Lancelot Ribeiro, An Artist in India and Europe

David Buckman, 2014

Lancelot Ribeiro was one of the most original of the Indian artists who settled in Britain after the Second World War. Although there has been a surge of interest in art of the sub-continent in recent years, with works by such artists as Ribeiro's half-brother F N Souza, S Bakre, Avinash Chandra, V S Gaitonde, M F Husain and Balraj Khanna sought by international as well as Indian collectors, Ribeiro remains largely neglected.

 

After a first sell-out solo exhibition at the Bombay Artist Aid Centre in 1961, a high-profile commission from Tata as his first patron and several more shows, he left to establish himself in London in 1962. At this time his work was strongly influenced by his Roman Catholic and Goan-Indian heritage. Settled in England, he became a leading advocate for Indian artists through such bodies as the Indian Painters Collective.

 

Finding traditional oil paint inadequate to cope with his natural inventiveness and seeking exciting new effects and faster drying speeds, Ribeiro experimented in the early 1960s to develop a usable acrylic paint. His restless imagination over the next 50 years prompted canvases filled with spiky townscapes, gorgeously coloured surreal scenes, disturbing heads, flying landscapes and playful wood sculptures.

 

Ribeiro was hugely prolific.
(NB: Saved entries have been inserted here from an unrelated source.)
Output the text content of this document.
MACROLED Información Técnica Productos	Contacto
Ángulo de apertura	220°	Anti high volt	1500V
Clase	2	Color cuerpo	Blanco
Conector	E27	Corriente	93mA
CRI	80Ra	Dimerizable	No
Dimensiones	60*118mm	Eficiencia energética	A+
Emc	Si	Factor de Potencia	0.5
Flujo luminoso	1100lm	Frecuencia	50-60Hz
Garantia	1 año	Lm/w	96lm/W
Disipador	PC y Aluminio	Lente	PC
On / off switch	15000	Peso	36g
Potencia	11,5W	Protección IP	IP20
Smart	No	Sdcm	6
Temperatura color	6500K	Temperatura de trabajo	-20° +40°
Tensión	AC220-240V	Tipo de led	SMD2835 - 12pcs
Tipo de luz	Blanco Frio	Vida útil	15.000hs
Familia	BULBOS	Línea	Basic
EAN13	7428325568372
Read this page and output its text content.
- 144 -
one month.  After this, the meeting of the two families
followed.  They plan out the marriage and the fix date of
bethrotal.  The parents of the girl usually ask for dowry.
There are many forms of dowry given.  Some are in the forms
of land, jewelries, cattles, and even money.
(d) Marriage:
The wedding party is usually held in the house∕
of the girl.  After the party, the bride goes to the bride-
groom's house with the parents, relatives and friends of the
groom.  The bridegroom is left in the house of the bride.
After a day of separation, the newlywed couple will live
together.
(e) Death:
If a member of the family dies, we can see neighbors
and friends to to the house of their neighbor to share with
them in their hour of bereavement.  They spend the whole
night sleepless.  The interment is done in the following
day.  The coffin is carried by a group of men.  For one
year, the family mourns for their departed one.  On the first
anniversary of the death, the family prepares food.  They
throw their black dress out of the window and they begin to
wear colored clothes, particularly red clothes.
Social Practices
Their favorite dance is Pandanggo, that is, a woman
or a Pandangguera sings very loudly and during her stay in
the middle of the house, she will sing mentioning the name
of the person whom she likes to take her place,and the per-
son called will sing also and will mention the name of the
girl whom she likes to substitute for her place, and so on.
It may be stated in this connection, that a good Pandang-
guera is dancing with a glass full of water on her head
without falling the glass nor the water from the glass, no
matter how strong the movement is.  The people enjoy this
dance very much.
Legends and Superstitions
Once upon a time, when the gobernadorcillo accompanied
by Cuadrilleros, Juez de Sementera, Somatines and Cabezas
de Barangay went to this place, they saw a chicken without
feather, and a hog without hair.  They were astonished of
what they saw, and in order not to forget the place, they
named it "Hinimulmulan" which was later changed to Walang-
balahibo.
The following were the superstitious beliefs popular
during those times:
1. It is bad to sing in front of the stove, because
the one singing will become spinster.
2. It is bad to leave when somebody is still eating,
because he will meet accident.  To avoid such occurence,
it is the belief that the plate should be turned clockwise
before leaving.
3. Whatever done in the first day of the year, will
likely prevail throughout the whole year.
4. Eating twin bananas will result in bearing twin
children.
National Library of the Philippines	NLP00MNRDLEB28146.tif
Although a series of solo and mixed shows in England and abroad excited collector-interest through much of his life, during his final years he withdrew from the art world and so became largely forgotten. Post-death, however, his story told here has witnessed a revival. It is clear that his reputation as a painter of international stature is now receiving its well-overdue attention.

David Buckman has been a journalist and author for 50 years. After the first edition of his dictionary Artists in Britain since 1945 appeared in 1998 (second, revised and expanded, edition, 2006) he concentrated on arts writing. He contributed to Macmillan's The Dictionary of Art and Brian McFarlane's The Encyclopedia of British Film. In 2012 Francis Boutle Publishers published his From Bow to Biennale: Artists of the East London Group. He is an advisor to the Public Catalogue Foundation and a council member of The Critics' Circle.